O an bir gerçek kafama dank etti.

O kimdi ki iyiliğimi düşünecekti?

Daha tanışalı en fazla 1 ay olacakken neden iyiliğimi düşünecekti?
Saçmalıktı! Bu düşünceyi derhâl beynimden attım. Dışarıya çıktığımda soğuk rüzgar tenime değdi. İçim titrerken ne ara Ekim'in ortasına geldiğimizi sorguladım. Olanlar aklımdaydı. Sanki daha hiçbir şey yaşamamıştım ama aynı zamanda hayatımın tüm yükünü bir anda omuzlarımda sıralanmıştı. Zaman nasıl olur da ihanet edercesine bu kadar hızlı akardı?

Marcus'un gözlerini üzerimde hissettim.
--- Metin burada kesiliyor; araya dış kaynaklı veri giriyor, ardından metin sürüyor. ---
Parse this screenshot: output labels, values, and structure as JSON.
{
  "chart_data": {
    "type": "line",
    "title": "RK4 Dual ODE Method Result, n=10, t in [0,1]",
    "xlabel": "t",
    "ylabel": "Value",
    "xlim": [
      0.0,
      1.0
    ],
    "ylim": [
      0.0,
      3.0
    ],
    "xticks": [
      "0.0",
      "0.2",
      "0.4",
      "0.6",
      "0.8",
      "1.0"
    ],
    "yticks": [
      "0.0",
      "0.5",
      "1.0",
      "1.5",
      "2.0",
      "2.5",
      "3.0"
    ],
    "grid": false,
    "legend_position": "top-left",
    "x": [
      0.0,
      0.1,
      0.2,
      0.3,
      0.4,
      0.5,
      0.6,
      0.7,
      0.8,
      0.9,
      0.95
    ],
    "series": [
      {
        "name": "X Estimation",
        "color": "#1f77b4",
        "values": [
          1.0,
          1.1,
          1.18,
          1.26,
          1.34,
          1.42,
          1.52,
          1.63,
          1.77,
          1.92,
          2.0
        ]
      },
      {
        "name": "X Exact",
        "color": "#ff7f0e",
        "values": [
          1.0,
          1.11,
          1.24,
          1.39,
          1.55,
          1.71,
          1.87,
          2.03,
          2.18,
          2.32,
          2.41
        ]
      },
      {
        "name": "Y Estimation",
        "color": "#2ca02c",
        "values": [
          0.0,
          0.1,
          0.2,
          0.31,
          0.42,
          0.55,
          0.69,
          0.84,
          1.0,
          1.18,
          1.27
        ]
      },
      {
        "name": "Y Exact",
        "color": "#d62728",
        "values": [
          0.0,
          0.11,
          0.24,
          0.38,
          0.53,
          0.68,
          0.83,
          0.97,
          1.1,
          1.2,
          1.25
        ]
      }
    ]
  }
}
Beni süzüyordu. "Üşüdün." diye durumumu belirtti. "Git üstüne ceket al." Bu cümlesine şaşırırken ardına eklediği cümlesi ile onun asla kibar olamayacağı gibi bariz bir gerçeği kabul ettim. "Bir de senin nazını çekemem."

Hızla kapanan kapıyı açıp içeri girdim. Odama çıkıp siyah deri ceketimi alırken hızla ince gömleğimin üzerine giydim. Altıma baktığımda siyah kotumu gördüm. Galiba yapacağımız şeyler için bu biraz kasıntı olurdu. Altıma da hızla gri, yüksek bel bir eşofman geçirdim. Aynı hızla aşağı inerken oldukça hevesliydim. Sonunda gerçekten bir şeyler öğrenecek gibi hissediyordum. Bir işe yarayacak gibi hissediyordum. Dudaklarımdaki tebessüm ile karşımda katı bir şekilde duran fantastik insanlara baktım. "Ee, ne yapıyoruz?"

"İlk olarak senin türünü öğreneceğiz." dedi Alissa yüzündeki öğretmen edası ile. Yüzüne anlamsızca baktım. Ben zaten bir gölge değil miydim?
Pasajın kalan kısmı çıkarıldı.